Con alguna que otra excepción —también ha sido el tiempo lo que me han convencido de que nada, ninguna decisión, por argumentada que sea, es permanente ni irrenunciable—; mis conocimientos de otras lenguas, además de las propias, y de algunas nociones de lenguaje teatral me permitieron —quizás debería decir me permití— escribir unas pocas adaptaciones para la escena de obras cuyos autores conocía bien —adaptaciones que pasaron con más pena que gloria; quiero decir, algunas fueron llevadas al escenario con ínfima o nula repercusión; otras se quedaron en el cajón, aunque yo pienso que fue en la papelera, de directores de salas entusiasmados con el proyecto, «pero…»—, y plantearme el desmedido propósito de traducir al castellano una de las novelas insignes de la literatura del siglo XX, que quedó suspendido, hace ya más de veinte años, a mitad de tarea.


Así pues, aunque seguía convencido de que «jamás sería capaz de escribir como aquellos autores a los que admiraba», tal vez sí podría, como sucedáneo, traducir al castellano, la lengua propia que más domino a nivel de escritura —soy, como muchas personas de mi generación, educadas en castellano pero con el catalán como lengua habitual y familiar, un bilingüe imperfecto—, alguna de sus obras.

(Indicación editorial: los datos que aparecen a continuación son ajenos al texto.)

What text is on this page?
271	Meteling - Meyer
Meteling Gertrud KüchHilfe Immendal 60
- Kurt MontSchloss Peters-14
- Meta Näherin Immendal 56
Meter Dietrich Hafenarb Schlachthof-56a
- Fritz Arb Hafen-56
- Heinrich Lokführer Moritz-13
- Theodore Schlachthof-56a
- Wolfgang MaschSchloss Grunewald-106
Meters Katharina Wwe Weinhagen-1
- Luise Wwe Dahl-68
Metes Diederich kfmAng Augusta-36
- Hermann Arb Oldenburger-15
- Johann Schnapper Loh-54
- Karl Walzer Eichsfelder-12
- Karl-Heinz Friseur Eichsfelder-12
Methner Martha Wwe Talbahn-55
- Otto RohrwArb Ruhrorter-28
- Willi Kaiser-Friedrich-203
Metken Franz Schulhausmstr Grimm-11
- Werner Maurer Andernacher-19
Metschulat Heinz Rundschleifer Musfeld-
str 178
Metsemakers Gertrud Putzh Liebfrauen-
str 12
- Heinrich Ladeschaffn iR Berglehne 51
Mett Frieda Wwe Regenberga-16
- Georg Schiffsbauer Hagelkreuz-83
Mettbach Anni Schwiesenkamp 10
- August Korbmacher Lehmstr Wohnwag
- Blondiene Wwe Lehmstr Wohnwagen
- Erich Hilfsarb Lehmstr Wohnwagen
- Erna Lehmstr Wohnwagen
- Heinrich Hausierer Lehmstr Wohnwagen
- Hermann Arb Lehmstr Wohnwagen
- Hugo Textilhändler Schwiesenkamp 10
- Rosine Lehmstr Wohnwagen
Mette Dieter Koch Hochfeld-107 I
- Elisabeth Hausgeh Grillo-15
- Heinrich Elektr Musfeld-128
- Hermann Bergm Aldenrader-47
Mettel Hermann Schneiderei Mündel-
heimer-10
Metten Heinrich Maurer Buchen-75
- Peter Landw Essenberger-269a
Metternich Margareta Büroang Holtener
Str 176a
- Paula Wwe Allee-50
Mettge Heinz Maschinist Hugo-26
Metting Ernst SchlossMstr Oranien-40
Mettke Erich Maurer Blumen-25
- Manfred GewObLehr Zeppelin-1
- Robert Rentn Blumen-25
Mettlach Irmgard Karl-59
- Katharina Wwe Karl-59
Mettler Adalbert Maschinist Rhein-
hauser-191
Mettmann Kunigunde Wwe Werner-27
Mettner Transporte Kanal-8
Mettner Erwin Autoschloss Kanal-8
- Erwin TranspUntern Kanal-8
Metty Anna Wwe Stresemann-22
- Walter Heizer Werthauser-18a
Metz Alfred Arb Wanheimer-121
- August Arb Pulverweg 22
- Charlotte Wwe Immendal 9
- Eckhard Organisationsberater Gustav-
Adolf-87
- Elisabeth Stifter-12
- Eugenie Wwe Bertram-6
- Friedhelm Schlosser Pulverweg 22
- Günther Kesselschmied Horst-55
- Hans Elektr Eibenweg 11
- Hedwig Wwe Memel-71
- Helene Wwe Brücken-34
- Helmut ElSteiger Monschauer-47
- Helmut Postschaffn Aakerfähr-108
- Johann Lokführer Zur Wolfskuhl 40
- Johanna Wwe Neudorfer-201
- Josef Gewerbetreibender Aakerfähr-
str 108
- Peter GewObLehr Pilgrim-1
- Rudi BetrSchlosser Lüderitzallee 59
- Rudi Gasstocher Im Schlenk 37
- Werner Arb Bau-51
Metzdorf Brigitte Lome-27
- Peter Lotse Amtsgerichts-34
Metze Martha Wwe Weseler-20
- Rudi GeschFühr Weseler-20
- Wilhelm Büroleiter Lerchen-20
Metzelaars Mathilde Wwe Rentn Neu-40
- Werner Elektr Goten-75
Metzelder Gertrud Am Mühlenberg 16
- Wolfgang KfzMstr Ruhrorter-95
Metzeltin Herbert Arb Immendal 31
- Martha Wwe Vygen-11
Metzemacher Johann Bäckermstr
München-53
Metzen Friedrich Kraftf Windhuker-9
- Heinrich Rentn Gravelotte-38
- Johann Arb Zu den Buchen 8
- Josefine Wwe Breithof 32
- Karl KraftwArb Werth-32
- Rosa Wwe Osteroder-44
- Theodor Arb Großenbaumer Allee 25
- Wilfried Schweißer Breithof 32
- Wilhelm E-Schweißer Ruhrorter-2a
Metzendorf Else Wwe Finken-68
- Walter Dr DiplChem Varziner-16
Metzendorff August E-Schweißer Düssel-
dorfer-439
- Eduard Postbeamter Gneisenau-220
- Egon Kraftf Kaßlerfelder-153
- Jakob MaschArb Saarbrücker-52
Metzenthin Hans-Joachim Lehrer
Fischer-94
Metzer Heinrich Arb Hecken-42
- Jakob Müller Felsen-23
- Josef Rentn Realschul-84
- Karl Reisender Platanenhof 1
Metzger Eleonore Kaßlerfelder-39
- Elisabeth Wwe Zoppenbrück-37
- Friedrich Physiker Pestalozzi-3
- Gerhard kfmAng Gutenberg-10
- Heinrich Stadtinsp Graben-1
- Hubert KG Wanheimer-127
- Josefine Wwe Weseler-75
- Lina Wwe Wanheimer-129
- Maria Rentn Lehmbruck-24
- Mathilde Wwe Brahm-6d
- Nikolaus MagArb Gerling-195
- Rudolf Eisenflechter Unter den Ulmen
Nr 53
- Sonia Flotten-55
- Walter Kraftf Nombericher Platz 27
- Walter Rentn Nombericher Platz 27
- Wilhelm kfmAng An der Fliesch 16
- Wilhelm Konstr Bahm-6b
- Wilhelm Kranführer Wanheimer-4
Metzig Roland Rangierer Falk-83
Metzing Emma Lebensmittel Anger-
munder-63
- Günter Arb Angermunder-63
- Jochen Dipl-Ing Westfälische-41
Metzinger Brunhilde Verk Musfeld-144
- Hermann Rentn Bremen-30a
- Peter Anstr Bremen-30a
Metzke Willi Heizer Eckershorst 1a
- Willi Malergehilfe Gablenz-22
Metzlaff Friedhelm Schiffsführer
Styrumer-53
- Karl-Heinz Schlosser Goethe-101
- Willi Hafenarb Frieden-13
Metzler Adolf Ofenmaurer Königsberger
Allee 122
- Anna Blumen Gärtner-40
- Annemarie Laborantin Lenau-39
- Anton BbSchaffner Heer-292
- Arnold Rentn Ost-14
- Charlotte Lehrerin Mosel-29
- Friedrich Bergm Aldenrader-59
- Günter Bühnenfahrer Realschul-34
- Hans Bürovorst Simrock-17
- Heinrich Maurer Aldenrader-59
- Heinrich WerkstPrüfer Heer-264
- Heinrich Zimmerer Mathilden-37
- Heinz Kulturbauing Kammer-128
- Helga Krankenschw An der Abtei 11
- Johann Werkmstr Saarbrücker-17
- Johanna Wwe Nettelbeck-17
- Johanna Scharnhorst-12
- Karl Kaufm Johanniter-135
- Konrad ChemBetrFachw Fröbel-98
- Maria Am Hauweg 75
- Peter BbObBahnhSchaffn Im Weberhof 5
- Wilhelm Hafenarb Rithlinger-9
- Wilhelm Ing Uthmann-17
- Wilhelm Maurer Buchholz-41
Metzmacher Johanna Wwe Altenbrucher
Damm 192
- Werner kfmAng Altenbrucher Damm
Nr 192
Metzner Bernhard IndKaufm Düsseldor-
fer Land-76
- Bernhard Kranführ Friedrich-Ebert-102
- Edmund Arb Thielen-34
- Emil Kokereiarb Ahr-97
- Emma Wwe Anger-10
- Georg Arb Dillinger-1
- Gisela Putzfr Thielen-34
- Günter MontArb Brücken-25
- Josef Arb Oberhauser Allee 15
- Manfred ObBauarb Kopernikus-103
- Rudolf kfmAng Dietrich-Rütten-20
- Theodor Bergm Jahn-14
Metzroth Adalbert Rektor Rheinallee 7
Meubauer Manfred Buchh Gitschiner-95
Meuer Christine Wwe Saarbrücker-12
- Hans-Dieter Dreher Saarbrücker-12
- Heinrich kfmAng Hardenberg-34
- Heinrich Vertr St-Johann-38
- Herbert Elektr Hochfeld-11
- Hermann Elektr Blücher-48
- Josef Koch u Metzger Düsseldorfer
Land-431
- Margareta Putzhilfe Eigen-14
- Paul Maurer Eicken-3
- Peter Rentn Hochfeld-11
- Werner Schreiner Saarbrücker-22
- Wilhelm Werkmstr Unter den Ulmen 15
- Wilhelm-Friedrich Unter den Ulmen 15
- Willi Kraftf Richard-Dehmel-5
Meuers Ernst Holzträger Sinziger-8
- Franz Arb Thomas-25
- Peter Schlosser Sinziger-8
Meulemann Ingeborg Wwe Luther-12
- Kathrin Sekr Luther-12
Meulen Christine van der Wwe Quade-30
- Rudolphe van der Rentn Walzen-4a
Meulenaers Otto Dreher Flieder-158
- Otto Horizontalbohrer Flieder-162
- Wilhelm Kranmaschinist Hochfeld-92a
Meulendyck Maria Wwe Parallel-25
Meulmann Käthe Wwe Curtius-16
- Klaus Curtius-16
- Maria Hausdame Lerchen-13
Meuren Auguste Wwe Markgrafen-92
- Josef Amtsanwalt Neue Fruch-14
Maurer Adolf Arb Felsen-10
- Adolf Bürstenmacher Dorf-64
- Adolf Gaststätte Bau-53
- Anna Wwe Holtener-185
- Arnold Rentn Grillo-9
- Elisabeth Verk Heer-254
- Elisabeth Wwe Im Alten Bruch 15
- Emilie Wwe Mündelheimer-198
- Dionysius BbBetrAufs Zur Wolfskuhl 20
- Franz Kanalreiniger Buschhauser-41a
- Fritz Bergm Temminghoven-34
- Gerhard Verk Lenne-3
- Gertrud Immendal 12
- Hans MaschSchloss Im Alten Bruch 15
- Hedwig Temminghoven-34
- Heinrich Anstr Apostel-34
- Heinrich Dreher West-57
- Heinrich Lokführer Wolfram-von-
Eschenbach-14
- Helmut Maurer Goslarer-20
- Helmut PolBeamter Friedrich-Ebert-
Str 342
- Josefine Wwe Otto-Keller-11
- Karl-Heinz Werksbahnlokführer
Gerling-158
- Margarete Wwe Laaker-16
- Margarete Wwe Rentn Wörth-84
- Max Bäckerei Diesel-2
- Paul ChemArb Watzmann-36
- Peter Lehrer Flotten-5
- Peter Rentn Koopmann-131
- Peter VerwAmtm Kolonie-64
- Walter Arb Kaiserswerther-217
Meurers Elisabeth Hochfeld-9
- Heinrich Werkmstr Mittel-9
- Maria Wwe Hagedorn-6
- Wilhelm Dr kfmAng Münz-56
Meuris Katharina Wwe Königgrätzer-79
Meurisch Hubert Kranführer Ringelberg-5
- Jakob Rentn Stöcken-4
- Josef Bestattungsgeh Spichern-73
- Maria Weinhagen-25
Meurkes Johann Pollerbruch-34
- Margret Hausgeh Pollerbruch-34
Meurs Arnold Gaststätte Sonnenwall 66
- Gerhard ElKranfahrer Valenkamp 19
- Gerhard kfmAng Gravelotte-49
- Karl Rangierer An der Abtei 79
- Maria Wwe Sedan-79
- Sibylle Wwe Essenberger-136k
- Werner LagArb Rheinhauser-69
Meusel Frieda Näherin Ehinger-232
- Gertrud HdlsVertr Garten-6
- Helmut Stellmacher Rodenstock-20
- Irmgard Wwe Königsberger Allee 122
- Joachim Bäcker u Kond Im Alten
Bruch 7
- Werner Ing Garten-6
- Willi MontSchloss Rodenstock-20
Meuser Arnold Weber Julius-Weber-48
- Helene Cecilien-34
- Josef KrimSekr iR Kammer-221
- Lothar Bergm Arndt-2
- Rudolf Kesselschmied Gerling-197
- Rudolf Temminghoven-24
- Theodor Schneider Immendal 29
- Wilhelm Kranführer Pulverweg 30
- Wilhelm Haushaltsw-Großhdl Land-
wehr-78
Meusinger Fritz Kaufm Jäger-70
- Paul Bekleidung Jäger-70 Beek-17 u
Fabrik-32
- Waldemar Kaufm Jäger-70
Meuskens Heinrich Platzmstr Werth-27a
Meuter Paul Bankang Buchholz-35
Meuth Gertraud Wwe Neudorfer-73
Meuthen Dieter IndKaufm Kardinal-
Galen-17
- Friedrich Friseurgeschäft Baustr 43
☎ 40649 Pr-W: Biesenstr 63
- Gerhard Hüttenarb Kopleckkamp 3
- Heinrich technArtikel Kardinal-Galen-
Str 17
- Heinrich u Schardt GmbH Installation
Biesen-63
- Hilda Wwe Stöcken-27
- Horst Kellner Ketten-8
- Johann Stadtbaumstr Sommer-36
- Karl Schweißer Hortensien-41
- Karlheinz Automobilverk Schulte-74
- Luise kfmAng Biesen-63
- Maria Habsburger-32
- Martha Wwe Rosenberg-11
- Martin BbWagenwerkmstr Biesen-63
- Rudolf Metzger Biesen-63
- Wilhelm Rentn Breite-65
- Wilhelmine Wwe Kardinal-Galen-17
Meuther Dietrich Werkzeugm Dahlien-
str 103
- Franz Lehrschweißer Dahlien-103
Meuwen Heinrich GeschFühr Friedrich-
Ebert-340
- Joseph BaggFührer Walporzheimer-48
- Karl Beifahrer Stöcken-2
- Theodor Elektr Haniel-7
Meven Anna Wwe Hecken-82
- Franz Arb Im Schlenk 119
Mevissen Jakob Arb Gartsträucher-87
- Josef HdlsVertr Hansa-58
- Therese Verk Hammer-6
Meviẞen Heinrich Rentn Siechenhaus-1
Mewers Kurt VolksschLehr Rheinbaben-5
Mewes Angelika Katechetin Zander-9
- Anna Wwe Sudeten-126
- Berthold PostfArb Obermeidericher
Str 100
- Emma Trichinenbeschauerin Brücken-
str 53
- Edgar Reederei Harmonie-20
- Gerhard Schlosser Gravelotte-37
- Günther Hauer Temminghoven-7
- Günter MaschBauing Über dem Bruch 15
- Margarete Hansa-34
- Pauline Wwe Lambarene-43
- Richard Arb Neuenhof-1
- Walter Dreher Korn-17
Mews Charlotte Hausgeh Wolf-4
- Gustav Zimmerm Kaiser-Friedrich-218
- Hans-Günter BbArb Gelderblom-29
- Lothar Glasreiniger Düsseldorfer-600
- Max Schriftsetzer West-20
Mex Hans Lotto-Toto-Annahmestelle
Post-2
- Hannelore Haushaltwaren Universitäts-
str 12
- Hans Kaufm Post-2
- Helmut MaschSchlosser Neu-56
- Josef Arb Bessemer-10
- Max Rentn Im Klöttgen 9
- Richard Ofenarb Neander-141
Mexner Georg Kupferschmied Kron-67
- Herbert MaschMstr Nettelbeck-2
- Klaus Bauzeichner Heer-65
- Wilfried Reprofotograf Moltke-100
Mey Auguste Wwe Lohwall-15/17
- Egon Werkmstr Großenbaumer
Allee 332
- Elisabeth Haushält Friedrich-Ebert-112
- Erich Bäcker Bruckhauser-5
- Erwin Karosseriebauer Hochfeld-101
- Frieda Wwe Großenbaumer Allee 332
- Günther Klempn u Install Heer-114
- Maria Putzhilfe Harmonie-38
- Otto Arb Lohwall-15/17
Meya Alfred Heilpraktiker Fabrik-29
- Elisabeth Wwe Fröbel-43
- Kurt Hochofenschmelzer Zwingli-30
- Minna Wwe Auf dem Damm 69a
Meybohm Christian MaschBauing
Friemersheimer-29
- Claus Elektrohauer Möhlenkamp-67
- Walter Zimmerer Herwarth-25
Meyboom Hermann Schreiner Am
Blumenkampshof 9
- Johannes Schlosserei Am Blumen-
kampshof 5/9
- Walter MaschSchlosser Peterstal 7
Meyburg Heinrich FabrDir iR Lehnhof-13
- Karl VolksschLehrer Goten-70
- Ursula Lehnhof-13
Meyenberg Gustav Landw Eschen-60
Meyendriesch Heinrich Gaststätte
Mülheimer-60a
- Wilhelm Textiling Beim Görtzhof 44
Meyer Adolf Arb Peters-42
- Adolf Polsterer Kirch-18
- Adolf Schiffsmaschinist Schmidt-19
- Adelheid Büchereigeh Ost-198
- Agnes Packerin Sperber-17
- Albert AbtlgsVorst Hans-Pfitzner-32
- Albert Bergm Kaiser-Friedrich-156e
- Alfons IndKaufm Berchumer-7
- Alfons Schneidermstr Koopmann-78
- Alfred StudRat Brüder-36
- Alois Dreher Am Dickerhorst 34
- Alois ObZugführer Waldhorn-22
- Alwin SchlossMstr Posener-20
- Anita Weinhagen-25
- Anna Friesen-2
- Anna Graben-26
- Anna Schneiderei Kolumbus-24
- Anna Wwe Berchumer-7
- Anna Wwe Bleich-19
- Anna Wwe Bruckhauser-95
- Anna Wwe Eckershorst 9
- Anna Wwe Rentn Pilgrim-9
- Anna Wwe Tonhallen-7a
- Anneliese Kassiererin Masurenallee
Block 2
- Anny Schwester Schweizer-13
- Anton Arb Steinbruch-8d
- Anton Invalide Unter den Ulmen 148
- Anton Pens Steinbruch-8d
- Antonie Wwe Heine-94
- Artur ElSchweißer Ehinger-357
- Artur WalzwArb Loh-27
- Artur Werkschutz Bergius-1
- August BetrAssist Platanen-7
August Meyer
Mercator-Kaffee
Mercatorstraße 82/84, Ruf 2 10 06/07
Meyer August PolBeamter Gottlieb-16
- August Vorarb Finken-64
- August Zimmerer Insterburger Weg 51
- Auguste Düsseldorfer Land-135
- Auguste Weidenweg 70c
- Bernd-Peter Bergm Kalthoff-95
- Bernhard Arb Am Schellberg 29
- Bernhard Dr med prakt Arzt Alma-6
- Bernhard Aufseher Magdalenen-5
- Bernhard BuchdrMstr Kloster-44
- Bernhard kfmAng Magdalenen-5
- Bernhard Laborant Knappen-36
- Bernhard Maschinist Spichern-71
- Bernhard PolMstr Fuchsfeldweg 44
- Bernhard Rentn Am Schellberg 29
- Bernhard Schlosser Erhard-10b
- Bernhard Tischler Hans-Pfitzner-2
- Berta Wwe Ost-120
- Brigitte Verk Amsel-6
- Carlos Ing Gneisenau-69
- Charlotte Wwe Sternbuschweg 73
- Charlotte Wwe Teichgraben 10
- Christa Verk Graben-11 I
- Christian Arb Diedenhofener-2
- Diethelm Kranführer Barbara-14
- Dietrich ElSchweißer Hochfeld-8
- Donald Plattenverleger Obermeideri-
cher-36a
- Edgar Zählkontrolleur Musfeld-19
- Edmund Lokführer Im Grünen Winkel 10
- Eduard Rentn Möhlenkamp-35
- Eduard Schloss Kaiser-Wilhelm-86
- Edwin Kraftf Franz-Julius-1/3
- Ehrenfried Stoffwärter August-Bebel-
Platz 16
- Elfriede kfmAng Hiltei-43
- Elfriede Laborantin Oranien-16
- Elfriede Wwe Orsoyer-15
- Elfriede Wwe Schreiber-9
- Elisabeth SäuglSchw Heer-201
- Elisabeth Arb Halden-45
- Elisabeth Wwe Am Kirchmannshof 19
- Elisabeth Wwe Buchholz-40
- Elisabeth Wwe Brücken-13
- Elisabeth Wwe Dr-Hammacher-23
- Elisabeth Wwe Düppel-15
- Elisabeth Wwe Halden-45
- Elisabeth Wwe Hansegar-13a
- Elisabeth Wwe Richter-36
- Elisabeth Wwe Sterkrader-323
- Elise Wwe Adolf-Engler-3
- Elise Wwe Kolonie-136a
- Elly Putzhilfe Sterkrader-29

El azar, la fortuna se han aliado justo ahora, cuando estoy bastante más allá del mezzo del camin della nostra vita, a mi favor y me han brindado una de las satisfacciones más placenteras, también más desafiantes, que podía imaginar: la traducción —y publicación por parte de una pequeña pero indómita editorial— de un minúsculo texto, ínfimo en su tamaño, intrascendente en su dimensión literaria, pero debido a la mano de uno de los escritores vivos que más aprecio. Es, para mí, una forma de homenaje y de estimación hacia esos pocos autores cuya lectura cambia vidas, y un honor inmerecido cuya magnitud ni siquiera soy capaz de calibrar. Pasados esos treinta y cinco años de los que hablaba, la inalcanzable escritura tiene una alternativa: tal vez sea la traducción, más que la lectura, la sustitución ejemplar de la escritura.